Texas Republicans Finalize Major Bill of Voting Limits

In March, Keith Ingram, the director of elections in the Texas secretary of state’s office, testified that last year’s election in the state had been “smooth and secure.” He added, “Texans can be justifiably proud of the hard work and creativity shown by local county elections officials.”

Nonetheless, the bill includes a provision that could make overturning an election easier. Previously, Texas election law had stated that reversing the results of an election because of fraud accusations required proving that illicit votes had actually resulted in a wrongful victory. If the bill passes, the number of fraudulent votes required to do so would simply need to be equal to the winning vote differential; it would not matter for whom the fraudulent votes had been cast.

A day before the Texas bill emerged, a new report pointed to the vast sweep of Republicans’ nationwide effort to restrict voting.

As of May 14, lawmakers had passed 22 new laws in 14 states to make the process of voting more difficult, according to the report by the Brennan Center for Justice, a research institute.

In last year’s election, while Republicans won Texas easily — Mr. Trump carried the state by more than 630,000 votes and the party maintained control of both chambers of the Legislature — turnout soared in cities and densely populated suburbs, which are growing increasingly Democratic. In Harris County, one of the biggest counties in the country, turnout jumped by nearly 10 percent.

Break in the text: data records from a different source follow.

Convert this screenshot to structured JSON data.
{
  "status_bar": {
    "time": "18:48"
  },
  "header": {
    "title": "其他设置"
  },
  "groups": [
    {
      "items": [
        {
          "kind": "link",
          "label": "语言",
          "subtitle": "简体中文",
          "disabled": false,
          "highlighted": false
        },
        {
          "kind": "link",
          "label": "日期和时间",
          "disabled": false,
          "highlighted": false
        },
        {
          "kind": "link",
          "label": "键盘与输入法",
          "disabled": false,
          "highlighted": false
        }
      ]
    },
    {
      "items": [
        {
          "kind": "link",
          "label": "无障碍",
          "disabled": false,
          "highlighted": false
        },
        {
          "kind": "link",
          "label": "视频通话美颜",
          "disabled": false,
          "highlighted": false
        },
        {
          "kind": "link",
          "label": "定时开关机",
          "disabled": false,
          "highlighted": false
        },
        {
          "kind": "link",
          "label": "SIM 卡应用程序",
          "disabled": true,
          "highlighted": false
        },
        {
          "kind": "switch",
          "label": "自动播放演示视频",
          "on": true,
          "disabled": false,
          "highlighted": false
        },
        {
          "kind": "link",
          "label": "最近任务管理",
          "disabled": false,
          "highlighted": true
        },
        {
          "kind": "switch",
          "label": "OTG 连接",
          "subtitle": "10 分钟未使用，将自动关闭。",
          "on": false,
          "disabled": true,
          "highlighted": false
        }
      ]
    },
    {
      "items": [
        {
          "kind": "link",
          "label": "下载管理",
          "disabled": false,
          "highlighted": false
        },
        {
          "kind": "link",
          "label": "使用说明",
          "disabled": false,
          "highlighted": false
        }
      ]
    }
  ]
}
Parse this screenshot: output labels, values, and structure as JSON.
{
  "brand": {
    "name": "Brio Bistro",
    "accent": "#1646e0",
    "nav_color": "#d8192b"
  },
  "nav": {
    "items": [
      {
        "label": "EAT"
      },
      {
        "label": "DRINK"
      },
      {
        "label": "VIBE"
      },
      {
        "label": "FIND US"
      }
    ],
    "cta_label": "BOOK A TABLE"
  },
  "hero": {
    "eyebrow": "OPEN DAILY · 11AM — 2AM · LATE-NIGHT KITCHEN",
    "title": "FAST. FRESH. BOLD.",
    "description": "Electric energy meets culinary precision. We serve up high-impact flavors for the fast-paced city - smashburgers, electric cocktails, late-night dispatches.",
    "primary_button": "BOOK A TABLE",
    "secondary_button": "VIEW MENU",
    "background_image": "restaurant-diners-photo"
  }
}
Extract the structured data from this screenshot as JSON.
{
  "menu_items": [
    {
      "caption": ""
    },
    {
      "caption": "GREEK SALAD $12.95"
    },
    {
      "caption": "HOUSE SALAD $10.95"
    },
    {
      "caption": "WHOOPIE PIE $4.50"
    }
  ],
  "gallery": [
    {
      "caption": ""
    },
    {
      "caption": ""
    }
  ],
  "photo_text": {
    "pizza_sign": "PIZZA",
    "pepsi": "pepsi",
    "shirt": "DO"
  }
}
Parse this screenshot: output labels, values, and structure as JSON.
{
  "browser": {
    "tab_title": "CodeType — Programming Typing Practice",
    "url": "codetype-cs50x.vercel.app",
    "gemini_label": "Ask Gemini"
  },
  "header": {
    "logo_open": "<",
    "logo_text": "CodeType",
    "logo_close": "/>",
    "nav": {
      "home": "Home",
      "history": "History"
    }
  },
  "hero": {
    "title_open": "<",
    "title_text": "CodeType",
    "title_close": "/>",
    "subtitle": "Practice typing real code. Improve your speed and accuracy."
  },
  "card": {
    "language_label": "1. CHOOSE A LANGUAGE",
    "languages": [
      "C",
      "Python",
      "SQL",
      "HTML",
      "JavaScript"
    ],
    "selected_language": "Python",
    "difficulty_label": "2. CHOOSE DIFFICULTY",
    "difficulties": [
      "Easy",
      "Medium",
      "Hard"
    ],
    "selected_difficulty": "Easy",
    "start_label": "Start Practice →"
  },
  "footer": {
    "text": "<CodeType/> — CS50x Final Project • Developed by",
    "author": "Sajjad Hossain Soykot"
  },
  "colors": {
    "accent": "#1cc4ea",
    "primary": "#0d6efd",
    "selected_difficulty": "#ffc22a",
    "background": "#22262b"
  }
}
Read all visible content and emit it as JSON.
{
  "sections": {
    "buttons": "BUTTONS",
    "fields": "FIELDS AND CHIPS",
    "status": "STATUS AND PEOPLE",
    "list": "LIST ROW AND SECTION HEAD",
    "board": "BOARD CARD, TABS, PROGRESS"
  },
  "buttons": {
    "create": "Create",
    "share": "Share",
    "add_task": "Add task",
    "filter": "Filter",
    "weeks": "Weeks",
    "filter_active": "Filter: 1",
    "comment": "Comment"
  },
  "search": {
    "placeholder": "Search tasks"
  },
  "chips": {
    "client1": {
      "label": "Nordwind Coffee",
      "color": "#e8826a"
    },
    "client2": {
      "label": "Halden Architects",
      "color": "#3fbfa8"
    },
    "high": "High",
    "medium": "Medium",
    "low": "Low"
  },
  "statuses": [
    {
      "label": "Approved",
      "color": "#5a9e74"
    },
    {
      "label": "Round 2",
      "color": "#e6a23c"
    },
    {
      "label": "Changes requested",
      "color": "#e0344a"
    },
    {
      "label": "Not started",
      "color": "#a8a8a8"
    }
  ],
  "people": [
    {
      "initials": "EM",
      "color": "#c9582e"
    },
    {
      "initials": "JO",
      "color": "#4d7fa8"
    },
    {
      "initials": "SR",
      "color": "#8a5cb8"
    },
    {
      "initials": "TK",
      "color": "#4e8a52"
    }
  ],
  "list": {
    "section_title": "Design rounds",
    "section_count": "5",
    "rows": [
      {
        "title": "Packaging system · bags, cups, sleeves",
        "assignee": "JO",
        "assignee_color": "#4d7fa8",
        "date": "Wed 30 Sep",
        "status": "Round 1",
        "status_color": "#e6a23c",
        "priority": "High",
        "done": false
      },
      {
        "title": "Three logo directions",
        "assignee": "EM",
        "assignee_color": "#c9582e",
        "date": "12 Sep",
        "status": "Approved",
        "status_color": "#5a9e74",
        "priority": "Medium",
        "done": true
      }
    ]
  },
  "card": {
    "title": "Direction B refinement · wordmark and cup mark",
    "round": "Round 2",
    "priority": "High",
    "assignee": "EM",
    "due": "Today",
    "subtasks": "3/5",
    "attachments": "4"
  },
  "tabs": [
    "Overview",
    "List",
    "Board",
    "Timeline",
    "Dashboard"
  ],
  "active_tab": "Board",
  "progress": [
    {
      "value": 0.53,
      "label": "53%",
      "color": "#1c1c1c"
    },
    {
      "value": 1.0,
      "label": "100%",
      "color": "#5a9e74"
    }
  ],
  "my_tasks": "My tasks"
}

Republicans’ initial version of the bill put those densely populated counties squarely in the cross hairs, seeking to ban measures put in place during the 2020 election that helped turnout hit record numbers. The initial bill banned drive-through voting, a new method used by 127,000 voters in Harris County, as well as 24-hour voting, which was held for a single day in the county and was used by roughly 10,000 voters.

While those provisions were left out of an earlier version of the bill as it made its way through the Legislature, they were reinstated in the final version of the bill, though the bill does allow for early voting to begin as early as 6 a.m. and as late as 9 p.m. on weekdays. It also maintains at least two weekend days of early voting.